Would you want the world's assessment of your job riding on how well Ervin Santana pitches?
The Angels' problem is obvious: a flawed front-office policy as much to blame as the starting pitchers. If the starting pitching falls flat, the Angels are not going to have the bullpen to save the day the way they are currently constructed.
Money spent here is on starting pitching and hitting, everyone knowing the team's weakness going into the off-season was relief. Very little was done to prepare for a stretch like this.
Someone has to be the fall guy, of course, because it's sports.

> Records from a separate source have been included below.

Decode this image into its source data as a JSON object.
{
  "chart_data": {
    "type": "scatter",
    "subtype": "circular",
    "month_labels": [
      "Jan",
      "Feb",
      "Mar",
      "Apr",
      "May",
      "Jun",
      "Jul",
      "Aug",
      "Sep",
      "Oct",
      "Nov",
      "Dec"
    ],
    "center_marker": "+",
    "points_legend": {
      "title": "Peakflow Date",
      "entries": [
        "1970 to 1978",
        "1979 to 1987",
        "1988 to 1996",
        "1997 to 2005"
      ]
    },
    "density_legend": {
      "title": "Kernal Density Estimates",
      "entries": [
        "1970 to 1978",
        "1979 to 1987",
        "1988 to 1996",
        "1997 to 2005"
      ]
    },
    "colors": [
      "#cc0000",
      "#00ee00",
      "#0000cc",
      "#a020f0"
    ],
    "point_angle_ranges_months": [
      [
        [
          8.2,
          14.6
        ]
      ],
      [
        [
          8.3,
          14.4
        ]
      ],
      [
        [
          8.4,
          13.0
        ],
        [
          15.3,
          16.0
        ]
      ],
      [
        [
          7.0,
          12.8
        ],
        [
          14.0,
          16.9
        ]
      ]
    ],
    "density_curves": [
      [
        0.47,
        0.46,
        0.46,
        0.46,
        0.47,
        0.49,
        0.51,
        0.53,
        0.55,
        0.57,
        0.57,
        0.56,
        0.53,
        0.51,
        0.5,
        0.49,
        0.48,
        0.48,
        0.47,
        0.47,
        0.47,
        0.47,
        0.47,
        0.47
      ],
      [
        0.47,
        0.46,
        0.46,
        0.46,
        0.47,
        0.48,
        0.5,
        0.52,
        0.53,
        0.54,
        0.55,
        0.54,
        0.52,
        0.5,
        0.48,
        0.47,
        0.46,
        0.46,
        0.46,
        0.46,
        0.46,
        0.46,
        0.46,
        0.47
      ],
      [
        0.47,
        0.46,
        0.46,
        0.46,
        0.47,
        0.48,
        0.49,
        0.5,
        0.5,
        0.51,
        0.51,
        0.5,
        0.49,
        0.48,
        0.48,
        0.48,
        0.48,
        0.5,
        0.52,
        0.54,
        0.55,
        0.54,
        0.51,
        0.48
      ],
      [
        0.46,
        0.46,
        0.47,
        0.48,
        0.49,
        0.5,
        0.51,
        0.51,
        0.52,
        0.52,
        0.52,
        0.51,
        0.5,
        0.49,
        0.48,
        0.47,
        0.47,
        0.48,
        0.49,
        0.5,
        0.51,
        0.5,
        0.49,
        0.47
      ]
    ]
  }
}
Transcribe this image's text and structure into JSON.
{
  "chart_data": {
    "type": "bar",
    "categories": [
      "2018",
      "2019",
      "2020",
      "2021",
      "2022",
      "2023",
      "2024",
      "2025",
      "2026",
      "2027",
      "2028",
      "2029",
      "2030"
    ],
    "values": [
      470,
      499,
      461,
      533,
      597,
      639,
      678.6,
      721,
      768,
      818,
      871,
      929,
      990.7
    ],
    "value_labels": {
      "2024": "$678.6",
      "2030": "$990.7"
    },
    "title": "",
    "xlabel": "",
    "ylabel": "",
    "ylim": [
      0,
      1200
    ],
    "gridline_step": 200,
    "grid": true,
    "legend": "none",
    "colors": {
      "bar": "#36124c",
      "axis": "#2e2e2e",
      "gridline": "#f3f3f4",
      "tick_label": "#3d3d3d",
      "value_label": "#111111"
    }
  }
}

As easy as it would be to point to Scioscia, and I've never been shy about pointing, I know the argument that can be made.
Maybe the brain drain, losing coaches such as Bud Black, Joe Maddon and Ron Roenicke, has taken its toll on Scioscia's effectiveness.
Or maybe the players are tired of the grind, and I'm talking about his voice and approach.
There are also mismanaged plays one might second-guess, a pinch-runner who maybe should have been inserted into a game or a loss here or there on his judgment.
Maybe there's a little truth in all of it when it comes to Scioscia, but none of it as devastating to a team built on starting pitching as when those pitchers choose to do a collective belly flop.
As easy as it might be to drop all this on Scioscia, and Angry Arte for that matter, I'm going to pass.
The Angels pitched their dreams on starting pitching, shocking really to find it a nightmare.
So here we are, as Bill the Waiter was saying about himself Sunday morning, "someone suffering from low self-esteem and taking prescribed drugs for depression if I want to remain an Angels fan. It's just the way it has to be."